Yeah, the performance of mergesort vs. quicksort is strange. Mergesort is guaranteed to be $$O(n\log n)$$ for all inputs. Quicksort has a worst case of $$O(n^2)$$, which kind of ironically comes up if the input is already sorted (or nearly sorted). But its *average* time over a large set of randomly chosen inputs is $$O(n\log n)$$. (Someone got a CS PhD for proving that.) And for random inputs, Quicksort generally turns out faster, in practice, than mergesort. (Unless what you have is a linked list, rather than an array, in which case mergesort wins.)

But when the asymptotic analysis of algorithms ("asymptotic" ≈ "for large inputs") is a near-tie, often the determining factor is the arrangement of the computer's memory, and of the data in memory. Quicksort, I think, has better locality of reference, and so it has better cache performance in real computers. (But maybe the locality of reference isn't so good when you have an array of pointers to strings, rather than an array whose items are the actual data values; that could answer the question about why strings would be different.)

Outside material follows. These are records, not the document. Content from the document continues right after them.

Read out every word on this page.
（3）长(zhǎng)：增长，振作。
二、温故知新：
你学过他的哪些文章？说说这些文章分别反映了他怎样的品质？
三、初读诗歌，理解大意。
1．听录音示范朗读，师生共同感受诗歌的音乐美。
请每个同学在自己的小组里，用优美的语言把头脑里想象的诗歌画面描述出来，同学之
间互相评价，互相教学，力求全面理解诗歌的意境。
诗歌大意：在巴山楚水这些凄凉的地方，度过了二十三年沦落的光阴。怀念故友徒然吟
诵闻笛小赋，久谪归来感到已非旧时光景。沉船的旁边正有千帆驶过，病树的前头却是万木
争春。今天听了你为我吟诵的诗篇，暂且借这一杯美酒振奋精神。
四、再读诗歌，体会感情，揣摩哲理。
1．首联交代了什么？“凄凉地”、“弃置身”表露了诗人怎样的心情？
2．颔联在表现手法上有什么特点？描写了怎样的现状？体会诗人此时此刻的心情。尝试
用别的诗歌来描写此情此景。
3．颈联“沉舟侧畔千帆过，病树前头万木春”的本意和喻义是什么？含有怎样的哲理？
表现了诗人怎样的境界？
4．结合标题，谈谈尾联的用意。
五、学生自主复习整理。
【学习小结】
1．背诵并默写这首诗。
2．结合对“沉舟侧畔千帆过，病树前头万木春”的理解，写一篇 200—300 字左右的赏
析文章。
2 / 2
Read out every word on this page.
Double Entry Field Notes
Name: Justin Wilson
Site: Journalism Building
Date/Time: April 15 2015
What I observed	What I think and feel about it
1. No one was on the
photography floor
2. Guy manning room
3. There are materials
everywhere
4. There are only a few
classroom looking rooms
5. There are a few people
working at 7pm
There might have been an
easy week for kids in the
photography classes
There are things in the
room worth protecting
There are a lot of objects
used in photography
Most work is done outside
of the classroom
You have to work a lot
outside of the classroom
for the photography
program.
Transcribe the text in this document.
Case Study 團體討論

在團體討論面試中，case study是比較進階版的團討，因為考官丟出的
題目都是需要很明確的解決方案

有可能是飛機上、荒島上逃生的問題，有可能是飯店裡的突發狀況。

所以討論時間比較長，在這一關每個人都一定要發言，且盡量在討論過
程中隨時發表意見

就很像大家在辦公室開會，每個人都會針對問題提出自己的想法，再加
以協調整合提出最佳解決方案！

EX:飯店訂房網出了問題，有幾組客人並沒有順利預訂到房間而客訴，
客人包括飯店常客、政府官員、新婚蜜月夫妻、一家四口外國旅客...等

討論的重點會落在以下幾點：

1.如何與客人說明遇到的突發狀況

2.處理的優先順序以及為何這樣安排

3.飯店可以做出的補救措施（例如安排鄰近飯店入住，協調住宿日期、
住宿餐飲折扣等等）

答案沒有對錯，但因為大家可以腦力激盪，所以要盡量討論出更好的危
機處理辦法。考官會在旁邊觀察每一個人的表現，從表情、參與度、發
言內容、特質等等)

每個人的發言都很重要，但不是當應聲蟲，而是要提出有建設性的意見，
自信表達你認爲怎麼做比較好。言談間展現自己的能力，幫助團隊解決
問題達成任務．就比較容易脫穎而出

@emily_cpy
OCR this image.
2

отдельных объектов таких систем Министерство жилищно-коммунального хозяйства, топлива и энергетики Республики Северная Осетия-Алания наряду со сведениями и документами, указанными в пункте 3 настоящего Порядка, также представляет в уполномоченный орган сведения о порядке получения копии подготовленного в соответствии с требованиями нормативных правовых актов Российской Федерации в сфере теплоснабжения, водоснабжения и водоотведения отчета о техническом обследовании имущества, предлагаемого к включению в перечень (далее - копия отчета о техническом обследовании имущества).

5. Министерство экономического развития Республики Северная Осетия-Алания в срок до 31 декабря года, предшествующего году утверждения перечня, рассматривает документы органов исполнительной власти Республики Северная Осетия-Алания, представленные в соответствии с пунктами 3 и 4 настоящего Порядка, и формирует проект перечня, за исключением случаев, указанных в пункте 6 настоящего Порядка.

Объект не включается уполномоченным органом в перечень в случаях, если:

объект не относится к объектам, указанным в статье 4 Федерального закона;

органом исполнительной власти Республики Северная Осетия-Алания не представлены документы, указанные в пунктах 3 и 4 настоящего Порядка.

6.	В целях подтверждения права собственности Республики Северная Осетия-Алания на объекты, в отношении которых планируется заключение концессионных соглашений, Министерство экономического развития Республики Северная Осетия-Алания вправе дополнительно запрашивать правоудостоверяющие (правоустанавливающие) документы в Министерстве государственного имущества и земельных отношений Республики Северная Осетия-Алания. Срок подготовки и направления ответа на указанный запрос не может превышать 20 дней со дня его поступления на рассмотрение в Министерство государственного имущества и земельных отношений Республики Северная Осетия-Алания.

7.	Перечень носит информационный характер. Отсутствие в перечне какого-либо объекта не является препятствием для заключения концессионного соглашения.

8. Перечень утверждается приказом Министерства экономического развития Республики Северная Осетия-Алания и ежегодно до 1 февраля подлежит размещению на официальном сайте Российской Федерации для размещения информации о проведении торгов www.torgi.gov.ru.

Going to take a long time: (starting with 1000 items, adding 9000, with occasional saying of dots)

1 dot...2 dots...3 dots...4 dots...5 dots...6 dots...7 dots...8 dots...9 dots...done.

13 seconds with mergesort on 10000 items.

25 seconds with partition sort on 10000 items.

>5 minutes with insertion sort on 10000 items.

No idea, but from context it's a variation of quicksort.

O(n log n) as average and worst-case performance, but what's the *best-case* performance of it?

I think it's still $$n\log n$$, because it has to go through the whole algorithm before it knows that it's looking at an optimal input. The reason Quicksort has a worst-case time that's worse than its average time is that you might be really unlucky and choose a pivot value that's the smallest or largest in the (sub)list on every recursive call, so one partition is empty and the other has length $$n-1$$.